Synergistic Regulation of Na + Solvation Structure and Interfacial Chemistry Enabled by a Bifunctional Sultone Additive for High‐Voltage Sodium Metal Batteries

ABSTRACT Sodium metal batteries (SMBs) are regarded as promising candidates for next‐generation energy storage systems owing to their high theoretical energy density and low cost. However, their practical development is hindered by the instability of the electrode–electrolyte interphase (EEI), particularly under high‐voltage operation. Herein, we investigate the interfacial regulation mechanism of the bifunctional additive prop‐1‐ene‐1,3‐sultone (PES) in high‐voltage SMBs by employing Na metal || NaNi 1/3 Fe 1/3 Mn 1/3 O 2 (NFM) full cells. Theoretical calculations and molecular dynamics simulations reveal that PES molecules preferentially undergo reduction and oxidation at the Na metal anode and NFM cathode interfaces, respectively, owing to their low LUMO and high HOMO energy levels.
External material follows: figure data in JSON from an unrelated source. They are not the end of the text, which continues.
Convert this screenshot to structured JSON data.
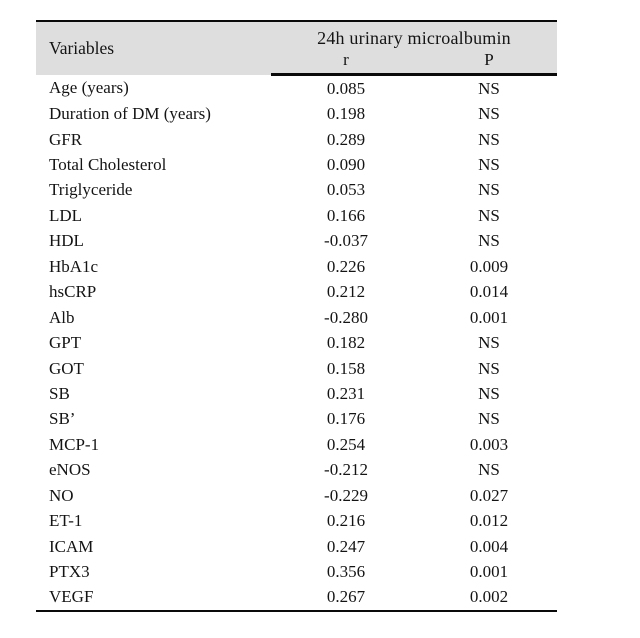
{
  "table": {
    "header": {
      "variables_label": "Variables",
      "group_label": "24h urinary microalbumin",
      "col_r_label": "r",
      "col_p_label": "P"
    },
    "rows": [
      {
        "variable": "Age (years)",
        "r": "0.085",
        "p": "NS"
      },
      {
        "variable": "Duration of DM (years)",
        "r": "0.198",
        "p": "NS"
      },
      {
        "variable": "GFR",
        "r": "0.289",
        "p": "NS"
      },
      {
        "variable": "Total Cholesterol",
        "r": "0.090",
        "p": "NS"
      },
      {
        "variable": "Triglyceride",
        "r": "0.053",
        "p": "NS"
      },
      {
        "variable": "LDL",
        "r": "0.166",
        "p": "NS"
      },
      {
        "variable": "HDL",
        "r": "-0.037",
        "p": "NS"
      },
      {
        "variable": "HbA1c",
        "r": "0.226",
        "p": "0.009"
      },
      {
        "variable": "hsCRP",
        "r": "0.212",
        "p": "0.014"
      },
      {
        "variable": "Alb",
        "r": "-0.280",
        "p": "0.001"
      },
      {
        "variable": "GPT",
        "r": "0.182",
        "p": "NS"
      },
      {
        "variable": "GOT",
        "r": "0.158",
        "p": "NS"
      },
      {
        "variable": "SB",
        "r": "0.231",
        "p": "NS"
      },
      {
        "variable": "SB’",
        "r": "0.176",
        "p": "NS"
      },
      {
        "variable": "MCP-1",
        "r": "0.254",
        "p": "0.003"
      },
      {
        "variable": "eNOS",
        "r": "-0.212",
        "p": "NS"
      },
      {
        "variable": "NO",
        "r": "-0.229",
        "p": "0.027"
      },
      {
        "variable": "ET-1",
        "r": "0.216",
        "p": "0.012"
      },
      {
        "variable": "ICAM",
        "r": "0.247",
        "p": "0.004"
      },
      {
        "variable": "PTX3",
        "r": "0.356",
        "p": "0.001"
      },
      {
        "variable": "VEGF",
        "r": "0.267",
        "p": "0.002"
      }
    ],
    "colors": {
      "header_bg": "#dedede",
      "rule": "#0a0a0a",
      "text": "#141414"
    }
  }
}
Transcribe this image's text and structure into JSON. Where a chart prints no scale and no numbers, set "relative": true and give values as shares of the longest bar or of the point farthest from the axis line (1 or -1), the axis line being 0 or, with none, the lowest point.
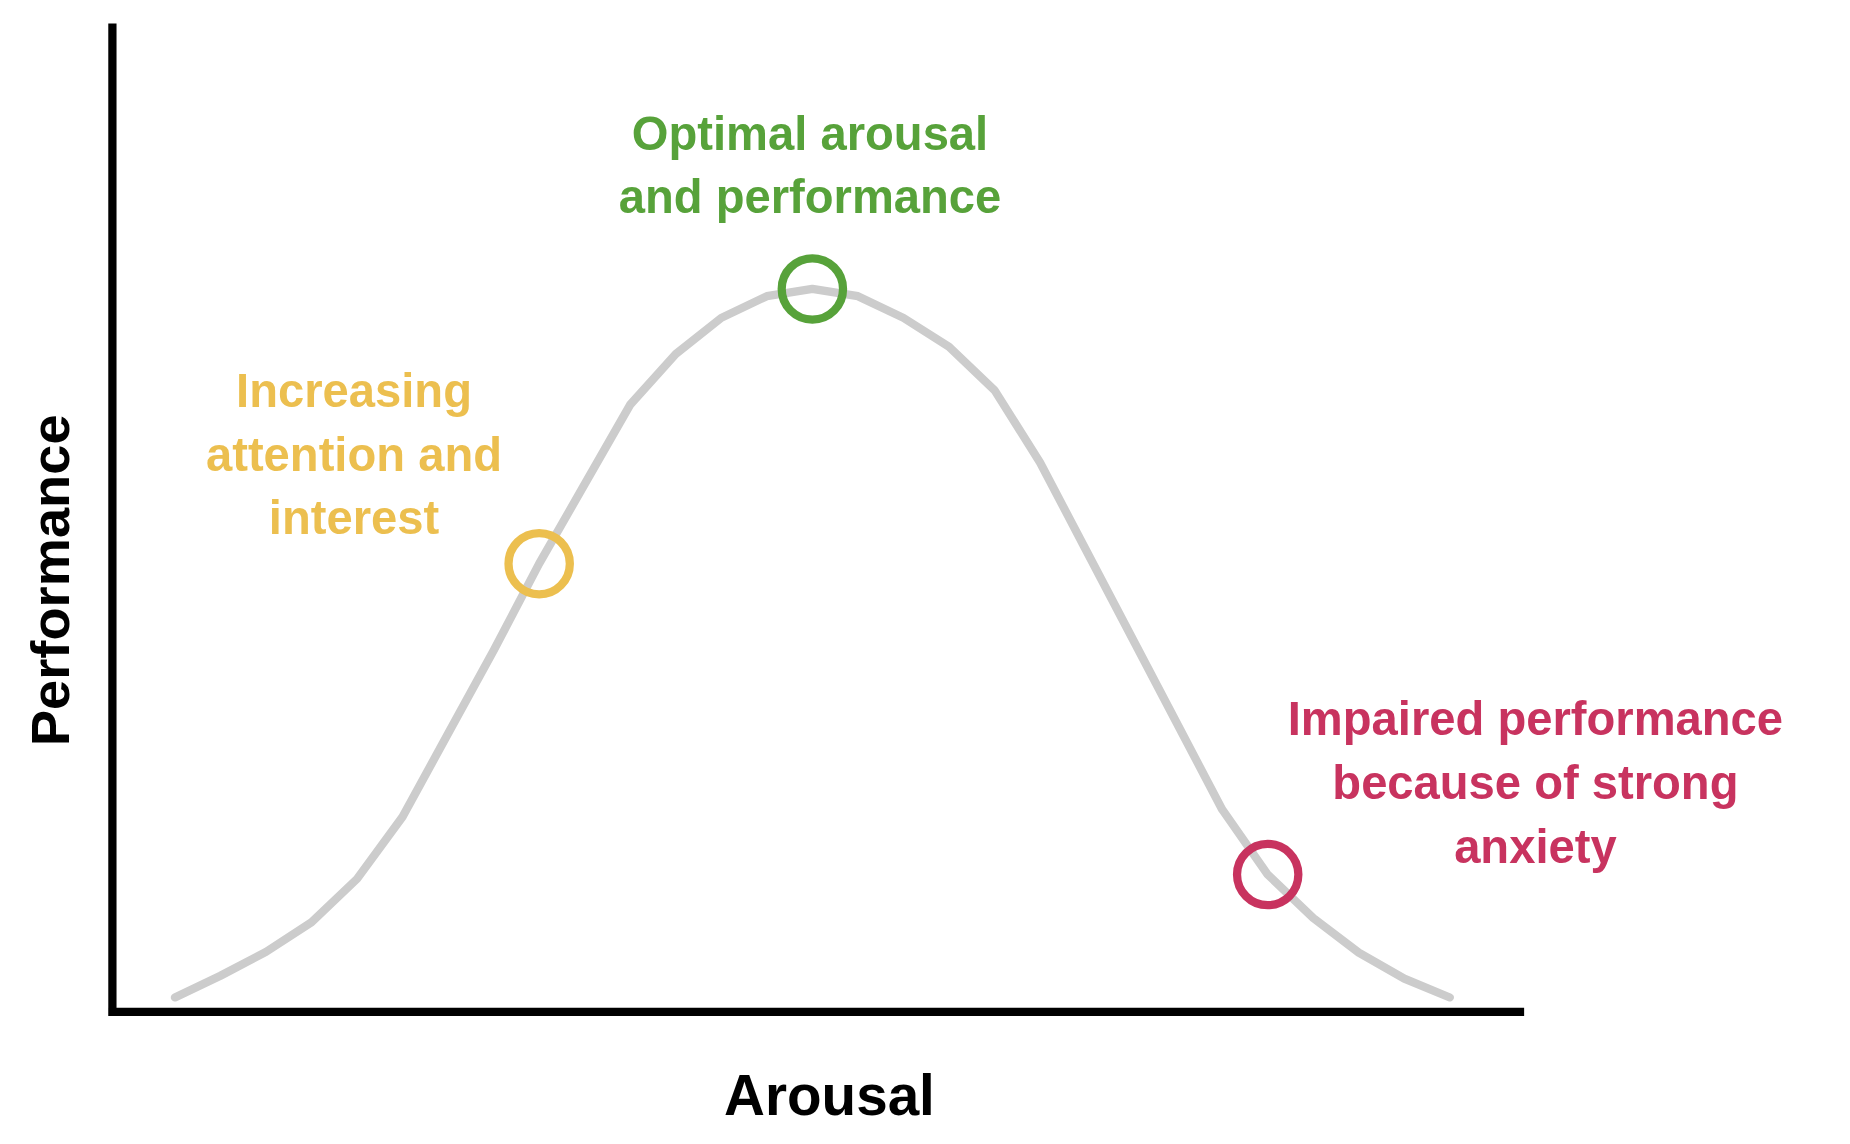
{
  "chart_data": {
    "type": "line",
    "relative": true,
    "xlabel": "Arousal",
    "ylabel": "Performance",
    "categories": [
      null,
      null,
      null,
      null,
      null,
      null,
      null,
      null,
      null,
      null,
      null,
      null,
      null,
      null,
      null,
      null,
      null,
      null,
      null,
      null,
      null,
      null,
      null,
      null,
      null,
      null,
      null,
      null,
      null
    ],
    "series": [
      {
        "color": "#cccccc",
        "values": [
          0.02,
          0.05,
          0.083,
          0.124,
          0.184,
          0.27,
          0.385,
          0.5,
          0.62,
          0.73,
          0.84,
          0.91,
          0.96,
          0.99,
          1,
          0.99,
          0.96,
          0.92,
          0.86,
          0.76,
          0.64,
          0.52,
          0.4,
          0.28,
          0.19,
          0.13,
          0.082,
          0.046,
          0.02
        ]
      }
    ],
    "annotations": [
      "Increasing attention and interest",
      "Optimal arousal and performance",
      "Impaired performance because of strong anxiety"
    ]
  }
}
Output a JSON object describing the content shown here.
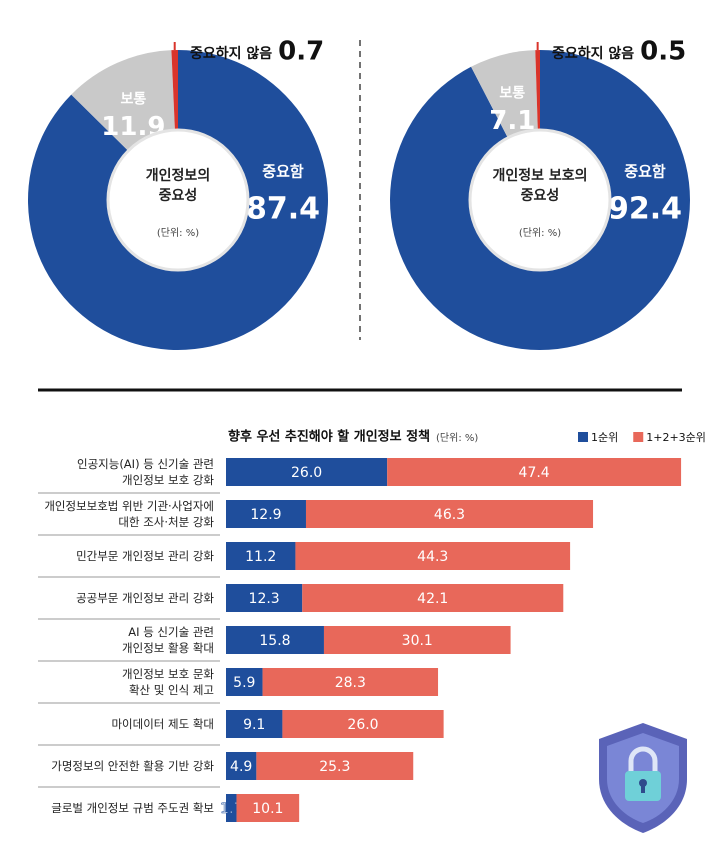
{
  "chart_data": [
    {
      "type": "pie",
      "donut": true,
      "title": "개인정보의\n중요성",
      "unit": "(단위: %)",
      "categories": [
        "중요함",
        "보통",
        "중요하지 않음"
      ],
      "values": [
        87.4,
        11.9,
        0.7
      ],
      "colors": [
        "#1f4e9c",
        "#c9c9c9",
        "#d9342b"
      ]
    },
    {
      "type": "pie",
      "donut": true,
      "title": "개인정보 보호의\n중요성",
      "unit": "(단위: %)",
      "categories": [
        "중요함",
        "보통",
        "중요하지 않음"
      ],
      "values": [
        92.4,
        7.1,
        0.5
      ],
      "colors": [
        "#1f4e9c",
        "#c9c9c9",
        "#d9342b"
      ]
    },
    {
      "type": "bar",
      "orientation": "horizontal",
      "stacked": true,
      "title": "향후 우선 추진해야 할 개인정보 정책",
      "unit": "(단위: %)",
      "categories": [
        "인공지능(AI) 등 신기술 관련\n개인정보 보호 강화",
        "개인정보보호법 위반 기관·사업자에\n대한 조사·처분 강화",
        "민간부문 개인정보 관리 강화",
        "공공부문 개인정보 관리 강화",
        "AI 등 신기술 관련\n개인정보 활용 확대",
        "개인정보 보호 문화\n확산 및 인식 제고",
        "마이데이터 제도 확대",
        "가명정보의 안전한 활용 기반 강화",
        "글로벌 개인정보 규범 주도권 확보"
      ],
      "series": [
        {
          "name": "1순위",
          "color": "#1f4e9c",
          "values": [
            26.0,
            12.9,
            11.2,
            12.3,
            15.8,
            5.9,
            9.1,
            4.9,
            1.7
          ],
          "value_labels": [
            "26.0",
            "12.9",
            "11.2",
            "12.3",
            "15.8",
            "5.9",
            "9.1",
            "4.9",
            "1.7"
          ]
        },
        {
          "name": "1+2+3순위",
          "color": "#e8685a",
          "values": [
            47.4,
            46.3,
            44.3,
            42.1,
            30.1,
            28.3,
            26.0,
            25.3,
            10.1
          ],
          "value_labels": [
            "47.4",
            "46.3",
            "44.3",
            "42.1",
            "30.1",
            "28.3",
            "26.0",
            "25.3",
            "10.1"
          ]
        }
      ]
    }
  ]
}
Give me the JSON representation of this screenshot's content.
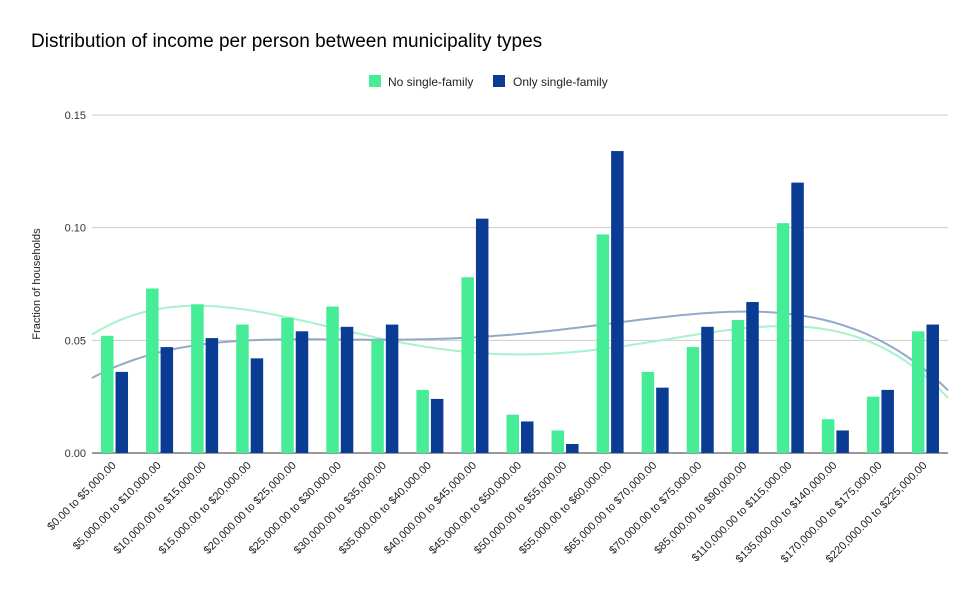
{
  "chart_data": {
    "type": "bar",
    "title": "Distribution of income per person between municipality types",
    "xlabel": "",
    "ylabel": "Fraction of households",
    "ylim": [
      0,
      0.15
    ],
    "yticks": [
      "0.00",
      "0.05",
      "0.10",
      "0.15"
    ],
    "grid": true,
    "legend_position": "top-center",
    "categories": [
      "$0.00 to $5,000.00",
      "$5,000.00 to $10,000.00",
      "$10,000.00 to $15,000.00",
      "$15,000.00 to $20,000.00",
      "$20,000.00 to $25,000.00",
      "$25,000.00 to $30,000.00",
      "$30,000.00 to $35,000.00",
      "$35,000.00 to $40,000.00",
      "$40,000.00 to $45,000.00",
      "$45,000.00 to $50,000.00",
      "$50,000.00 to $55,000.00",
      "$55,000.00 to $60,000.00",
      "$65,000.00 to $70,000.00",
      "$70,000.00 to $75,000.00",
      "$85,000.00 to $90,000.00",
      "$110,000.00 to $115,000.00",
      "$135,000.00 to $140,000.00",
      "$170,000.00 to $175,000.00",
      "$220,000.00 to $225,000.00"
    ],
    "series": [
      {
        "name": "No single-family",
        "color": "#46ec96",
        "trend_color": "#a6f2cc",
        "values": [
          0.052,
          0.073,
          0.066,
          0.057,
          0.06,
          0.065,
          0.05,
          0.028,
          0.078,
          0.017,
          0.01,
          0.097,
          0.036,
          0.047,
          0.059,
          0.102,
          0.015,
          0.025,
          0.054
        ]
      },
      {
        "name": "Only single-family",
        "color": "#0a3c93",
        "trend_color": "#93a9c9",
        "values": [
          0.036,
          0.047,
          0.051,
          0.042,
          0.054,
          0.056,
          0.057,
          0.024,
          0.104,
          0.014,
          0.004,
          0.134,
          0.029,
          0.056,
          0.067,
          0.12,
          0.01,
          0.028,
          0.057
        ]
      }
    ]
  }
}
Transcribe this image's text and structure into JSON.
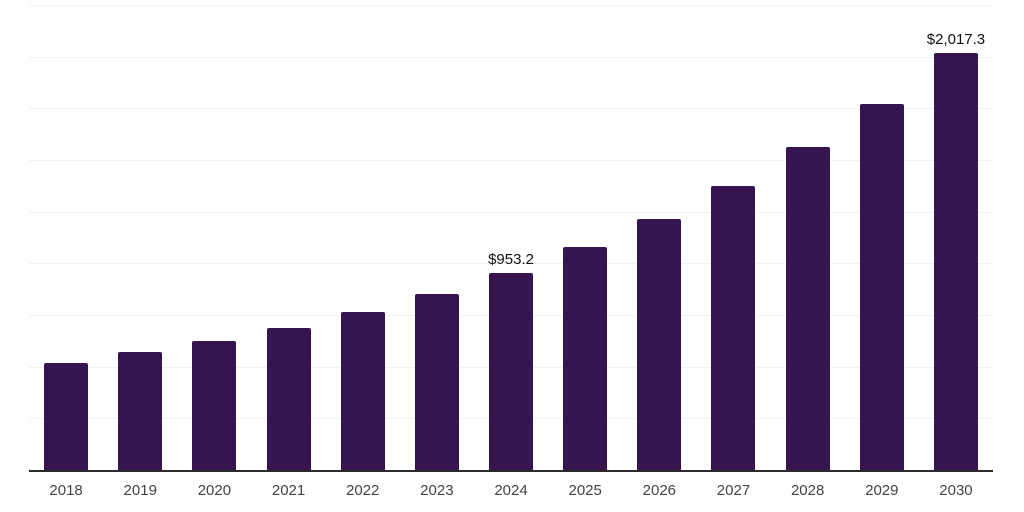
{
  "chart_data": {
    "type": "bar",
    "title": "",
    "categories": [
      "2018",
      "2019",
      "2020",
      "2021",
      "2022",
      "2023",
      "2024",
      "2025",
      "2026",
      "2027",
      "2028",
      "2029",
      "2030"
    ],
    "values": [
      516,
      570,
      625,
      689,
      767,
      852,
      953.2,
      1080,
      1217,
      1372,
      1561,
      1771,
      2017.3
    ],
    "data_labels": [
      null,
      null,
      null,
      null,
      null,
      null,
      "$953.2",
      null,
      null,
      null,
      null,
      null,
      "$2,017.3"
    ],
    "xlabel": "",
    "ylabel": "",
    "ylim": [
      0,
      2250
    ],
    "gridline_step": 250,
    "grid": "horizontal",
    "y_axis_labels_visible": false,
    "legend_position": "none"
  },
  "style": {
    "background": "#ffffff",
    "bar_color": "#361450",
    "axis_line_color": "#2b2b2b",
    "gridline_color": "#f2f2f2",
    "x_label_color": "#444444",
    "data_label_color": "#111111"
  }
}
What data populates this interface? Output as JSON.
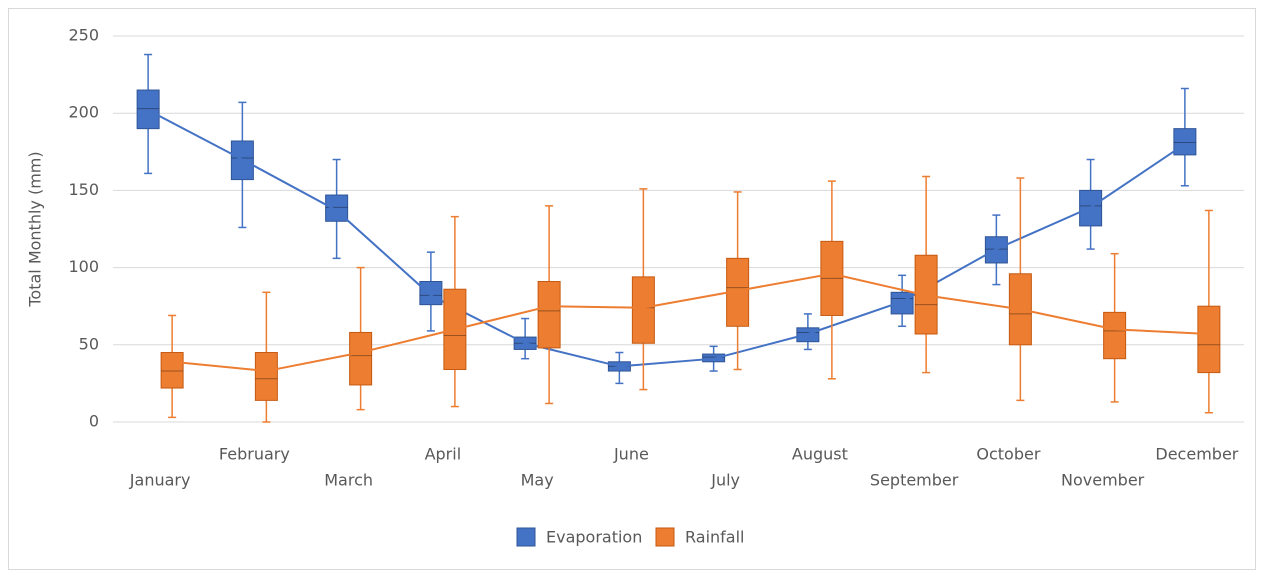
{
  "chart_data": {
    "type": "box",
    "ylabel": "Total Monthly (mm)",
    "categories": [
      "January",
      "February",
      "March",
      "April",
      "May",
      "June",
      "July",
      "August",
      "September",
      "October",
      "November",
      "December"
    ],
    "ylim": [
      0,
      250
    ],
    "yticks": [
      0,
      50,
      100,
      150,
      200,
      250
    ],
    "grid": true,
    "legend": "bottom",
    "series": [
      {
        "name": "Evaporation",
        "color": "#4472c4",
        "min": [
          161,
          126,
          106,
          59,
          41,
          25,
          33,
          47,
          62,
          89,
          112,
          153
        ],
        "q1": [
          190,
          157,
          130,
          76,
          47,
          33,
          39,
          52,
          70,
          103,
          127,
          173
        ],
        "median": [
          203,
          171,
          139,
          82,
          51,
          36,
          42,
          58,
          80,
          112,
          140,
          181
        ],
        "q3": [
          215,
          182,
          147,
          91,
          55,
          39,
          44,
          61,
          84,
          120,
          150,
          190
        ],
        "max": [
          238,
          207,
          170,
          110,
          67,
          45,
          49,
          70,
          95,
          134,
          170,
          216
        ],
        "mean": [
          202,
          170,
          137,
          82,
          51,
          36,
          41,
          57,
          78,
          112,
          139,
          180
        ]
      },
      {
        "name": "Rainfall",
        "color": "#ed7d31",
        "min": [
          3,
          0,
          8,
          10,
          12,
          21,
          34,
          28,
          32,
          14,
          13,
          6
        ],
        "q1": [
          22,
          14,
          24,
          34,
          48,
          51,
          62,
          69,
          57,
          50,
          41,
          32
        ],
        "median": [
          33,
          28,
          43,
          56,
          72,
          74,
          87,
          93,
          76,
          70,
          59,
          50
        ],
        "q3": [
          45,
          45,
          58,
          86,
          91,
          94,
          106,
          117,
          108,
          96,
          71,
          75
        ],
        "max": [
          69,
          84,
          100,
          133,
          140,
          151,
          149,
          156,
          159,
          158,
          109,
          137
        ],
        "mean": [
          39,
          33,
          45,
          60,
          75,
          74,
          85,
          96,
          82,
          73,
          60,
          57
        ]
      }
    ]
  }
}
Furthermore, the highly polar sultone ring of PES can penetrate the primary Na + solvation sheath, enhance PF 6 − coordination in the inner solvation structure, and promote the formation of an inorganic‐rich EEI enriched in NaF and Na x SO y species. Consequently, batteries employing an electrolyte containing 1 wt% PES deliver a capacity retention of 82.5% after 300 cycles between 2.0 and 4.3 V, accompanied by an average Coulombic efficiency of 99.88%. Even at a high cut‐off voltage of 4.4 V, the capacity retention remains 80% after 150 cycles. This work provides a mechanistic understanding that may guide the rational design of electrolytes for high‐voltage SMBs based on synergistic solvation‐structure regulation and interfacial‐chemistry optimization.